Il momento di transizione post-guerra fredda, contraddistinto dai tentativi degli Stati Uniti di capitalizzare il Momento unipolare all’inseguimento del Project for a new American century, è finito da qualche parte tra la guerra in Georgia del 2008 ed Euromaidan. Ma da Washington a Tel Aviv, passando per la bella addormentata Bruxelles, i decisori occidentali agiscono su una linea temporale che sembra ferma tra il 1999 e il 2003.

Il problema dei decisori occidentali (e di chi li sussurra) è l’anacronismo. Credere che sia (ancora) possibile parlare di Momento americano nell’epoca di imperi redivivi e potenze emergenti che inseguono un mondo multipolare. Credere che sia (ancora) possibile parlare di egemonia economica globale dei G7 nell’era di ASEAN, BRICS e parenti. Credere che i conti in sospeso della Guerra fredda, e la Palestina è uno di questi, non sarebbero stati reclamati da qualcuno nell’età della competizione tra grandi potenze.

L’era degli archi di (poli)crisi

L’America deve prepararsi a “un mondo fuori controllo” scriveva uno dei giganti del Novecento, lo stratega Zbigniew Brzezinski, alla vigilia del Duemila. La storia ha dato ragione a colui che diede il colpo di grazia all’Unione Sovietica, sceneggiando la rivoluzione polacca e la guerriglia afgana degli anni Ottanta, e che nel dopo-11/9 mise in guardia la presidenza Bush dagli effetti a lungo termine delle guerre della War on Terror.

I consigli e le letture del saggio Brzezinski non hanno trovato orecchio disposto all’ascolto ed è così che il Momento unipolare, che primavere arabe, rivoluzioni colorate nell’ex Urss e guerre al terrore, avrebbero dovuto cristallizzare, è divenuto involontariamente il ventre materno della Transizione multipolare. Fenomeno incompreso, talvolta deriso, che ha riacceso conflitti congelati e risvegliato nazionalismi dormienti, generando terremoti geopolitici dall’Europa all’Africa e innescando archi di crisi intra- e intercontinentali.

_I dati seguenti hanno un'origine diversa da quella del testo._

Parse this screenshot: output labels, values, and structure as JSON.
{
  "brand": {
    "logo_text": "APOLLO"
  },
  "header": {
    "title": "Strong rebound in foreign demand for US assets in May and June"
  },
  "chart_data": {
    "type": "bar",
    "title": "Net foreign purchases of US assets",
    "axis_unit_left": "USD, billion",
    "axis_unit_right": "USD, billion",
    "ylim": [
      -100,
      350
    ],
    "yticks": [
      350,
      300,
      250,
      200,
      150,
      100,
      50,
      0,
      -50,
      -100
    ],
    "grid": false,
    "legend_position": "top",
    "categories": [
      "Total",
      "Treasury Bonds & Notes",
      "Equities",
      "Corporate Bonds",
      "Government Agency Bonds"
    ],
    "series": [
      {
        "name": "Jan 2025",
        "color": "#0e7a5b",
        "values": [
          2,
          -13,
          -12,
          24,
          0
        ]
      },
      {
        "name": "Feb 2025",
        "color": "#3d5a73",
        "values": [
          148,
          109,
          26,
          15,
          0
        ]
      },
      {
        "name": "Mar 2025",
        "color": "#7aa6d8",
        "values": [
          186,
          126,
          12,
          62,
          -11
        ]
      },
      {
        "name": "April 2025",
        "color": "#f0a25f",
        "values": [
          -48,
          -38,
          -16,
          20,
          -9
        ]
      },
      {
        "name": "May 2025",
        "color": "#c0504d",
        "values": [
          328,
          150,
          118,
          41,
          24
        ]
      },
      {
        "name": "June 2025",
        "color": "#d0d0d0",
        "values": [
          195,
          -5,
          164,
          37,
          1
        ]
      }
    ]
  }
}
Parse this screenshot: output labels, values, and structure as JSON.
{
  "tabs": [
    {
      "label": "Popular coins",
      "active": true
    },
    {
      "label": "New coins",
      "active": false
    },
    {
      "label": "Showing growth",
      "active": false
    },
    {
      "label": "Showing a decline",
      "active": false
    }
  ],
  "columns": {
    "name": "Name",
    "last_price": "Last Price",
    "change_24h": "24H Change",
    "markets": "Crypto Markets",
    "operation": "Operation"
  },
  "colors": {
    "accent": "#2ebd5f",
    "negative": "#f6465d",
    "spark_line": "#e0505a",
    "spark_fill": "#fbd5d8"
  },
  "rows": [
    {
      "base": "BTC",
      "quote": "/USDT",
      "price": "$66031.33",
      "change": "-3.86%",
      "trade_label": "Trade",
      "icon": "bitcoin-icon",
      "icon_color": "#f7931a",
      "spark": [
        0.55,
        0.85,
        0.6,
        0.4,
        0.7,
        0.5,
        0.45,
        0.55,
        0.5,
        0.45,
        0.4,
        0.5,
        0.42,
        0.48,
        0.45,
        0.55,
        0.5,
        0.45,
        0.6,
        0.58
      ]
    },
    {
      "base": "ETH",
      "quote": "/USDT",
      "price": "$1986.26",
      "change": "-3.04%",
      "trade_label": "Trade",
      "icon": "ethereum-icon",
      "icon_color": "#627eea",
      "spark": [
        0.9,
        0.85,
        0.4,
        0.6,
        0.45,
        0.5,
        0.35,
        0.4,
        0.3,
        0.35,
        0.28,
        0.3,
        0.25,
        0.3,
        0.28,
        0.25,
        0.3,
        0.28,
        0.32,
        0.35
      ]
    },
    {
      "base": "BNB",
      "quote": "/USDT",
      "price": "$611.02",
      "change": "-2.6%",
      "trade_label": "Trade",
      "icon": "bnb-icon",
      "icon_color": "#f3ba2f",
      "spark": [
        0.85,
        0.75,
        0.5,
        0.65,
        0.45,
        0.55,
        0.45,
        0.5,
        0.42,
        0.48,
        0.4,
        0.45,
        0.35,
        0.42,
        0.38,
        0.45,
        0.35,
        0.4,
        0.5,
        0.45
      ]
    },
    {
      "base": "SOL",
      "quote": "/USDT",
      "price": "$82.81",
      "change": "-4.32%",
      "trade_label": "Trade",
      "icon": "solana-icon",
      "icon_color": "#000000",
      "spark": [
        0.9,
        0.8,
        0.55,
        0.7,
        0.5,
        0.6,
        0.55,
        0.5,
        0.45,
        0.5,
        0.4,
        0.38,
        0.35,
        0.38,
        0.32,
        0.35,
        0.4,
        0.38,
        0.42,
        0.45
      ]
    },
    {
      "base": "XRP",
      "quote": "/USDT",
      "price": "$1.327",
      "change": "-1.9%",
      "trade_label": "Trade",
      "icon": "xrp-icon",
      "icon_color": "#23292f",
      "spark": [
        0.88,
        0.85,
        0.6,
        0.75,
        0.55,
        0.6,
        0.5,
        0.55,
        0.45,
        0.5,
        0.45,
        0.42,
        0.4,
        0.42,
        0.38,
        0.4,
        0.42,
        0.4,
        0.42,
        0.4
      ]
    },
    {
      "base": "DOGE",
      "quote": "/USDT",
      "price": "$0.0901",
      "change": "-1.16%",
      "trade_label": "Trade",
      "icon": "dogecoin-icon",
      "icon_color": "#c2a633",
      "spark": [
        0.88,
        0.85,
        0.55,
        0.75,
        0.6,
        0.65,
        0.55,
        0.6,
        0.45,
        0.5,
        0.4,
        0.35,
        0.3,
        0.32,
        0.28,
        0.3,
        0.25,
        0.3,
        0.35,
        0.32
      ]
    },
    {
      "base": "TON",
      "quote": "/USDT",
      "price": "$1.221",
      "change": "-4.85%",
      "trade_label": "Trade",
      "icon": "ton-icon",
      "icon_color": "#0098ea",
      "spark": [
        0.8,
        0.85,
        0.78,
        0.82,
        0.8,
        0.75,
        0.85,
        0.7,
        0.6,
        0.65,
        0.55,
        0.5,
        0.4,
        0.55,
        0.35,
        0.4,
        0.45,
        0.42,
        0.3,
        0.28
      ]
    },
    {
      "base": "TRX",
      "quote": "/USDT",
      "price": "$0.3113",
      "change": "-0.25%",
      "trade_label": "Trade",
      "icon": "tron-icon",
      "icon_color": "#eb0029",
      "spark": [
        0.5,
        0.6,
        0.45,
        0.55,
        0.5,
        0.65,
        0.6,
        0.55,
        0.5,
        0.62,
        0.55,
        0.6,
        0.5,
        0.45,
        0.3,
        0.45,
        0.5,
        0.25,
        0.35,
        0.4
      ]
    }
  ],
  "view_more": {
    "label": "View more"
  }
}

L’imprevedibilità è la cifra distintiva di questa parte di secolo perché l’arrivo del multipolarismo ha ucciso il mondo dei poliziotti globali. E coloro che si ostinano a vivere nel passato, come la Francia nella coup belt, gli Stati Uniti tra Ucraina e Indo-Pacifico, e Israele con la Palestina, sono condannati a subire quest’imprevedibilità, anziché accompagnarla e, con un po’ di fortuna, cavalcarla.